Though there are some risk factors that can’t be changed, such as being older, male, a woman who is past menopause, or having a family history of heart attacks or coronary artery disease, there are other risk factors that can be controlled. Some of the controllable risk factors include:
High blood pressure
Lack of exercise
“A lot of our behaviors have been going on for years. We can have good habits, or we can have bad habits. Going out to eat a piece of fried chicken once a month most likely isn’t going to make you have a heart attack tomorrow, but if you’re eating unhealthy foods every day, it can have an impact on weight, blood pressure, and increase the risk of high cholesterol,” says Dr.

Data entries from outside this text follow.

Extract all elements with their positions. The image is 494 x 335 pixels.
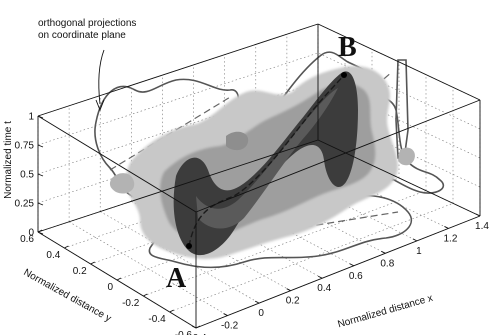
y-tick bbox=[64, 245, 69, 249]
x-tick bbox=[444, 226, 449, 229]
y-tick-label: -0.2 bbox=[122, 298, 140, 309]
x-tick bbox=[191, 325, 197, 329]
grid-floor-y bbox=[169, 203, 454, 313]
y-tick-label: 0.6 bbox=[20, 234, 34, 245]
frame-edge bbox=[195, 215, 481, 329]
annotation-line: on coordinate plane bbox=[38, 30, 126, 41]
annotation-line: orthogonal projections bbox=[38, 18, 136, 29]
frame-edge bbox=[37, 139, 319, 233]
grid-floor-x bbox=[100, 211, 260, 304]
x-tick-label: 1.2 bbox=[443, 233, 457, 244]
x-tick bbox=[412, 238, 418, 242]
y-axis-label: Normalized distance y bbox=[22, 267, 113, 324]
y-tick bbox=[116, 277, 122, 281]
x-tick bbox=[381, 250, 386, 254]
y-tick bbox=[143, 293, 148, 297]
y-tick bbox=[169, 309, 174, 313]
point-b-label: B bbox=[338, 32, 357, 63]
y-tick bbox=[90, 261, 95, 265]
z-tick-label: 0.75 bbox=[15, 141, 35, 152]
cloud-patch-1 bbox=[109, 173, 135, 194]
z-tick bbox=[37, 202, 44, 206]
frame-edge bbox=[37, 23, 319, 117]
point-a: A bbox=[166, 243, 192, 294]
z-tick-label: 0.5 bbox=[20, 170, 34, 181]
x-tick-label: 0.8 bbox=[380, 258, 394, 269]
z-tick bbox=[37, 231, 44, 235]
annotation-arrowhead bbox=[95, 99, 105, 112]
x-tick-label: -0.2 bbox=[221, 321, 239, 332]
x-tick bbox=[254, 300, 260, 304]
z-tick bbox=[37, 144, 44, 148]
y-tick bbox=[195, 325, 201, 329]
cloud-patch-2 bbox=[398, 147, 415, 166]
x-tick bbox=[318, 275, 323, 279]
y-tick bbox=[37, 229, 43, 233]
y-tick-label: 0.2 bbox=[73, 266, 87, 277]
x-axis-label: Normalized distance x bbox=[337, 293, 435, 331]
point-b: B bbox=[338, 32, 357, 78]
projection-xt-inner bbox=[395, 59, 409, 162]
z-tick bbox=[37, 115, 44, 119]
annotation-text: orthogonal projections on coordinate plan… bbox=[38, 18, 136, 41]
z-tick-label: 0 bbox=[28, 228, 34, 239]
z-tick bbox=[37, 173, 44, 177]
y-tick-label: -0.6 bbox=[175, 330, 193, 335]
trajectory-core bbox=[173, 71, 358, 256]
point-b-marker bbox=[341, 72, 347, 78]
cloud-patch-3 bbox=[226, 131, 249, 151]
y-tick-label: 0.4 bbox=[46, 250, 60, 261]
z-axis-ticks: 0 0.25 0.5 0.75 1 bbox=[15, 112, 44, 239]
core-highlight bbox=[196, 88, 338, 229]
x-tick bbox=[223, 313, 228, 316]
isosurface-cloud bbox=[109, 66, 415, 259]
z-axis-label: Normalized time t bbox=[3, 121, 14, 199]
y-tick-label: -0.4 bbox=[148, 314, 166, 325]
x-tick-label: 0 bbox=[258, 308, 264, 319]
frame-edge bbox=[195, 99, 481, 213]
frame-edge bbox=[37, 115, 197, 213]
x-tick bbox=[475, 213, 481, 217]
x-axis-ticks: -0.4 -0.2 0 0.2 0.4 0.6 0.8 1 1.2 1.4 bbox=[189, 213, 489, 335]
point-a-label: A bbox=[166, 263, 187, 294]
x-tick-label: 1 bbox=[416, 246, 422, 257]
frame-edge bbox=[317, 23, 481, 101]
x-tick bbox=[286, 288, 291, 292]
x-tick-label: 1.4 bbox=[475, 221, 489, 232]
x-tick-label: -0.4 bbox=[189, 333, 207, 335]
projection-annotation: orthogonal projections on coordinate plan… bbox=[38, 18, 136, 112]
point-a-marker bbox=[186, 243, 192, 249]
y-tick-label: 0 bbox=[107, 282, 113, 293]
x-tick-label: 0.4 bbox=[317, 283, 331, 294]
frame-edge bbox=[317, 139, 481, 217]
x-tick-label: 0.2 bbox=[286, 296, 300, 307]
x-tick-label: 0.6 bbox=[349, 271, 363, 282]
z-tick-label: 0.25 bbox=[15, 199, 35, 210]
x-tick bbox=[349, 263, 354, 267]
annotation-arrow bbox=[98, 49, 105, 105]
trajectory-centerline bbox=[188, 74, 345, 247]
y-axis-ticks: -0.6 -0.4 -0.2 0 0.2 0.4 0.6 bbox=[20, 229, 201, 335]
z-tick-label: 1 bbox=[28, 112, 34, 123]
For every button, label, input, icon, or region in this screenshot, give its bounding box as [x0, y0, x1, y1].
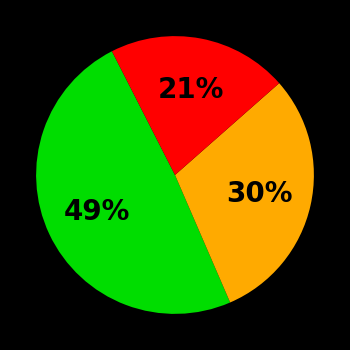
Wedge shape: [36, 51, 230, 314]
Text: 30%: 30%: [226, 180, 292, 208]
Text: 21%: 21%: [158, 76, 224, 104]
Wedge shape: [112, 36, 279, 175]
Text: 49%: 49%: [64, 198, 130, 226]
Wedge shape: [175, 83, 314, 302]
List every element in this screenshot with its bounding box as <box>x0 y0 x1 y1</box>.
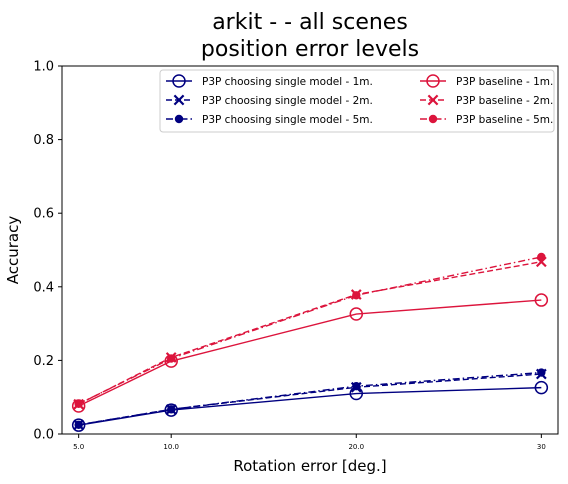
x-tick-label: 20.0 <box>348 443 364 451</box>
y-tick-label: 0.6 <box>33 207 54 222</box>
x-tick-label: 30 <box>537 443 546 451</box>
x-axis-label: Rotation error [deg.] <box>233 457 386 475</box>
series-2 <box>74 369 546 429</box>
legend: P3P choosing single model - 1m. P3P choos… <box>160 70 554 132</box>
y-axis-label: Accuracy <box>4 216 22 285</box>
y-tick-label: 0.4 <box>33 280 54 295</box>
chart-title-line: arkit - - all scenes <box>212 10 408 35</box>
series-6 <box>74 253 545 408</box>
data-point <box>537 368 545 376</box>
data-point <box>352 382 360 390</box>
data-point <box>352 291 360 299</box>
data-point <box>74 421 82 429</box>
series-line <box>79 373 542 425</box>
data-point <box>537 253 545 261</box>
legend-label: P3P baseline - 2m. <box>456 95 553 107</box>
legend-label: P3P baseline - 1m. <box>456 76 553 88</box>
legend-label: P3P baseline - 5m. <box>456 114 553 126</box>
series-line <box>79 374 542 425</box>
chart-title-line: position error levels <box>201 37 419 62</box>
series-layer <box>73 253 548 431</box>
data-point <box>167 405 175 413</box>
y-tick-label: 0.2 <box>33 354 54 369</box>
x-tick-label: 10.0 <box>163 443 179 451</box>
legend-label: P3P choosing single model - 5m. <box>202 114 373 126</box>
series-1 <box>73 382 548 432</box>
series-3 <box>74 368 545 429</box>
legend-label: P3P choosing single model - 1m. <box>202 76 373 88</box>
y-tick-label: 1.0 <box>33 60 54 75</box>
y-tick-label: 0.8 <box>33 133 54 148</box>
legend-label: P3P choosing single model - 2m. <box>202 95 373 107</box>
y-tick-label: 0.0 <box>33 428 54 443</box>
series-line <box>79 257 542 404</box>
x-tick-label: 5.0 <box>73 443 84 451</box>
legend-marker <box>175 115 183 123</box>
series-line <box>79 262 542 404</box>
data-point <box>74 400 82 408</box>
series-5 <box>74 257 546 409</box>
data-point <box>167 354 175 362</box>
legend-marker <box>429 115 437 123</box>
series-line <box>79 388 542 426</box>
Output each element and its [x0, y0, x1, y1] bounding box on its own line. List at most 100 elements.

Fox.
Though we may experience these factors on a daily basis, an effective way to maintain heart health outside of the doctor’s office is by eliminating these risk factors with simple lifestyle changes. This spring, going for a walk in the warming weather is a great way to get some physical activity and can reduce stress - both of which play a big role in maintaining heart health. Aside from being the perfect spring activity, gardening can encourage adding fresh healthy fruits and vegetables into a daily diet. Making these small changes, one day at a time can do a lot to improve heart health in the long run.